Sin olvidarnos de una estupenda Connie
Nielsen como Meredith Kane,
donde Tom ha encontrado un inesperado punto de referencia que le ayude a divergir entre
la realidad y la locura, aunque no sin nunca olvidar que posiblemente
duerma con su mayor enemigo (la última escena entre ambos es de una crueldad sublime). Sin olvidarnos a Jeff
Hephner como el embaucador Ben Zajac,
cuyo viaje durante esta temporada para el puesto de gobernador ha sido una
montaña rusa de emociones.
Pero donde Boss ha sabido poner la última marcha este año, presagiando quizás esa probable cancelación, ha sido llevando al personaje interpretado
por Grammer al borde del abismo en su salud mental. Y
es que no han sido pocos los numerosos frentes que han asolado al alcalde de Chicago. Hay que destacar al cada vez menos idealista Sam Miller (un convincente Troy Garity) como el periodista que
representa al azote de los políticos. Finalmente, una víctima más en su fatal intento por destronar al rey. Kane de nuevo vuelve a
levantarse de la mesa indemne, jugando a su antojo con el sistema cual titiritero que maneja una gran maqueta. No obstante, hace tiempo que Tom perdió la batalla, pues una vez más, el dios se choca de
nuevo frente a la mortalidad de su persona, y a pesar de que en ocasiones es
agradable volver a sentir la pasión de los ideales justos, como él mismo
confiesa frente a la ya despedida Mona (una Sanaa Lathan que nunca terminó de encontrar su sitio), finalmente, uno no puede progresar en un mar que ha poblado de pirañas cambiando su anzuelo por ideales. Ahora, de haber tercera entrega, a Kane solo
le queda decidir si retirarse como el campeón invicto o como el rey destronado que está destinado a ser.

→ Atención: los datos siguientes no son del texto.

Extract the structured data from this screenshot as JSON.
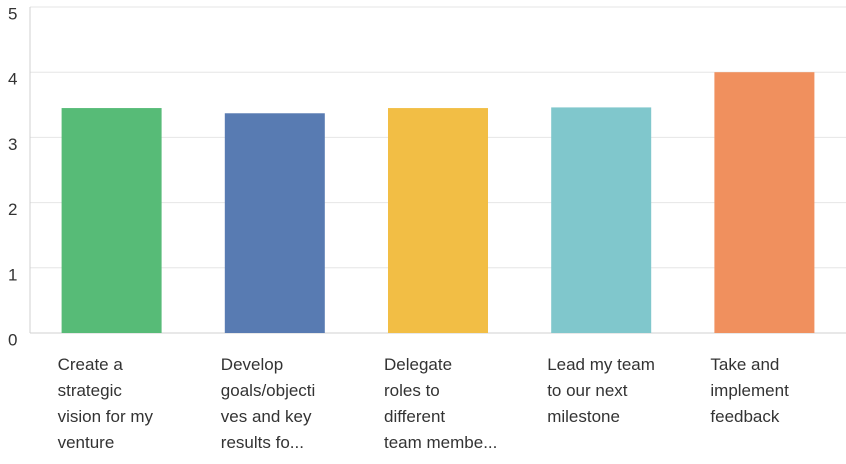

Durante esta segunda temporada hemos podido ahondar en profundidad en la conciencia de Tom Kane. No obstante, existen todavía lagunas en la construcción de su
personaje sobre todo en cuanto al momento exacto en el que perdió la noción de lo que
realmente le importaba antes de probar las mieles del poder, por no hablar de la subtrama del misterioso Iann (Jonathan Groff). En
caso de ser afortunados y de que Boss
pueda seguir su andadura, seguramente estemos ante el principio de un camino
por el oscuro pasado de Tom Kane
y por supuesto ante una inminente caída como la que muchos esperamos del
también magnífico Walter White. De no ser así, no dejamos de estar ante una resolución válida -como lo hubiera sido la cuarta entrega de Breaking Bad- para una obra a la que hay que acostumbrar al paladar, no vamos a negarlo, pero que a pesar de su corta andadura ya ha dejado el suficiente buen sabor de boca como para convertirse en una delicatessen de de merecido estudio y revisionado.